與真核生物miRNA等具有調控作用的非編碼RNA類似，原核生物非編碼小RNA(sRNA)也可以在轉錄後水平調控靶基因的表達，從而在許多生物學過程中發揮重要作用。傳統觀點認為sRNA是獨立編碼和轉錄的基因，有獨立的啟動子、轉錄起始和終止位點。新近研究和我們前期結果卻發現，鼠傷寒沙門氏菌中一些sRNA可以通過RNA酶剪下的方式從mRNA的非翻譯區衍生出。分析這些sRNA的序列發現它們具有保守的序列和二級結構，提示其可能有重要的生物學功能。因此，我們提出細菌mRNA可以通過RNA酶剪下衍生出sRNA來調控相關生物學過程的科學假設。本課題將選取兩個鼠傷寒沙門氏菌mRNA衍生出的sRNA，使用RNA分子生物學等研究手段，結合RNA測序技術，研究sRNA衍生的分子機制、生物學功能、與母體基因生物學功能的聯繫等。本課題的研究成果不僅可以闡明所選取sRNA的生物學功能，而且將豐富對細菌mRNA功能的認識。

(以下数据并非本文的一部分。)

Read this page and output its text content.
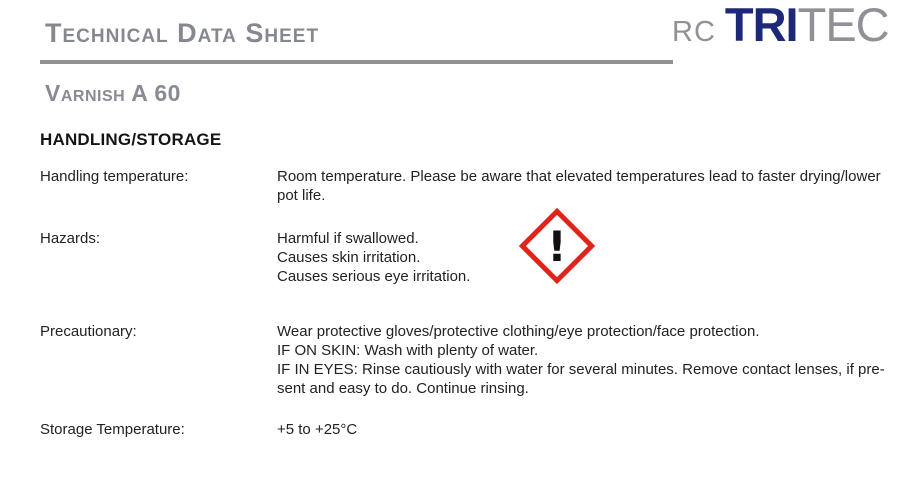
Technical Data Sheet	RC TRITEC
Varnish A 60
HANDLING/STORAGE
Handling temperature:	Room temperature. Please be aware that elevated temperatures lead to faster drying/lower
pot life.
Hazards:	Harmful if swallowed.
Causes skin irritation.
Causes serious eye irritation.
Precautionary:	Wear protective gloves/protective clothing/eye protection/face protection.
IF ON SKIN: Wash with plenty of water.
IF IN EYES: Rinse cautiously with water for several minutes. Remove contact lenses, if pre-
sent and easy to do. Continue rinsing.
Storage Temperature:	+5 to +25°C
!
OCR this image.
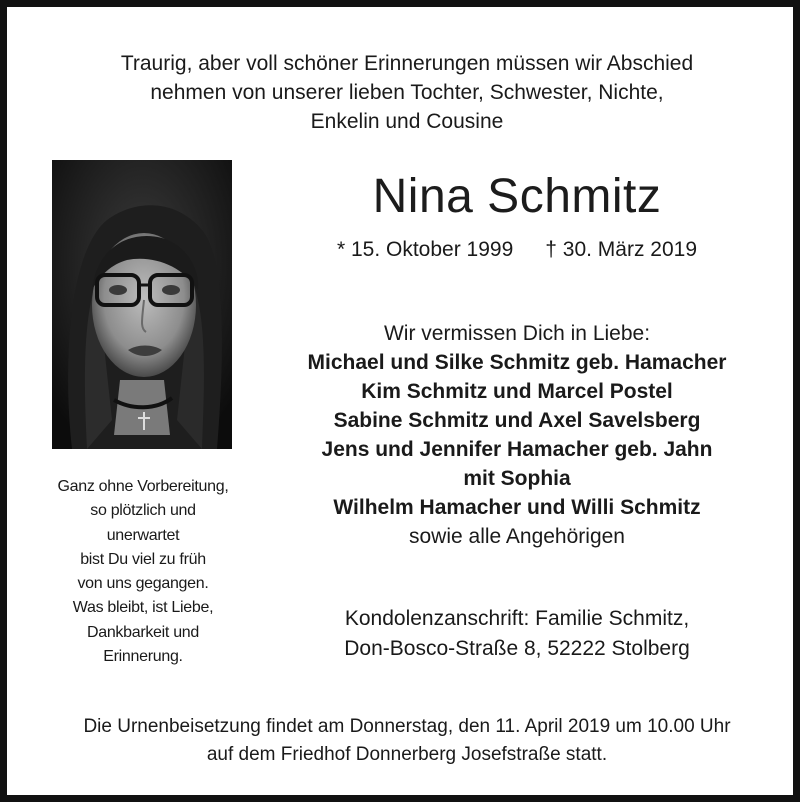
Traurig, aber voll schöner Erinnerungen müssen wir Abschied
nehmen von unserer lieben Tochter, Schwester, Nichte,
Enkelin und Cousine
Nina Schmitz
* 15. Oktober 1999 † 30. März 2019
Wir vermissen Dich in Liebe:
Michael und Silke Schmitz geb. Hamacher
Kim Schmitz und Marcel Postel
Sabine Schmitz und Axel Savelsberg
Jens und Jennifer Hamacher geb. Jahn
mit Sophia
Wilhelm Hamacher und Willi Schmitz
sowie alle Angehörigen
Ganz ohne Vorbereitung,
so plötzlich und
unerwartet
bist Du viel zu früh
von uns gegangen.
Was bleibt, ist Liebe,
Dankbarkeit und
Erinnerung.
Kondolenzanschrift: Familie Schmitz,
Don-Bosco-Straße 8, 52222 Stolberg
Die Urnenbeisetzung findet am Donnerstag, den 11. April 2019 um 10.00 Uhr
auf dem Friedhof Donnerberg Josefstraße statt.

細菌小RNA(sRNA)可以在轉錄後水平調控靶基因的表達，從而在許多生物學過程中發揮重要作用。傳統觀點認為sRNA是獨立編碼和轉錄的基因， 新近研究和我們前期結果卻發現，鼠傷寒沙門氏菌中一些sRNA可以通過RNA酶剪下的方式從mRNA的非翻譯區衍生出。分析這些sRNA的序列發現它們具有保守的序列和二級結構，提示其可能有重要的生物學功能。因此，我們在項目申請書中提出細菌mRNA可以通過RNA酶剪下衍生出sRNA來調控細菌生物學過程的科學假設。 我們在本項目的資助下，選取鼠傷寒沙門氏菌硝酸鹽轉運蛋白編碼基因narK mRNA3’ UTR 衍生出的sRNA NarS ，對其調控基因、調控機制和生理學意義進行了深入的研究。我們發現：1. sRNA NarS特定性的在細菌進入無氧狀態的初期高表達；2.NarS是由Gram陰性菌中最重要的RNA內切酶RNase E剪下narK mRNA而衍生的。RNase E的失活可以直接導致NarS的表達缺陷；3. NarS可以直接與靶基因、細菌亞硝酸鹽轉運蛋白nirC mRNA的核糖體結合位點SD序列結合而抑制其翻譯；4. 靶基因nirC位於operon nirB-nirD-nirC-cysG的中間；但NarS的調控作用只限於nirC；前後其它三個基因nirB、nirD以及cysG無論是在蛋白水平還是mRNA水平都沒有受到調控；5. 全長的 nirB-nirD-nirC-cysG mRNA經過了未知機制的轉錄後調控，被處理成 nirB-nirD以及nirC-cysG兩個片段。這一處理過程是RNase E非依賴性的。通過過表達sRNA NarS並檢測nirB-nirD以及nirC-cysG兩個片段的表達，我們懷疑可能與NarS誘導的轉錄終止(transcription termination)有關；6.位於nirD基因翻譯終止子末端的U鹼基序列對於下游約200鹼基的NarS-nirC配對序列的調控起決定作用。7：細菌通過sRNA NarS來維持無氧呼吸初期胞內亞硝酸鹽濃度的平衡。 通過本項目的實施，我們證實了細菌mRNA的雙重功能：翻譯蛋白質和作為非編碼RNA的衍生前體；同時佐證了兩種功能之間的協同作用的生物學聯繫，解釋了細菌基因轉錄後調控的新機制及其在無氧呼吸中的作用。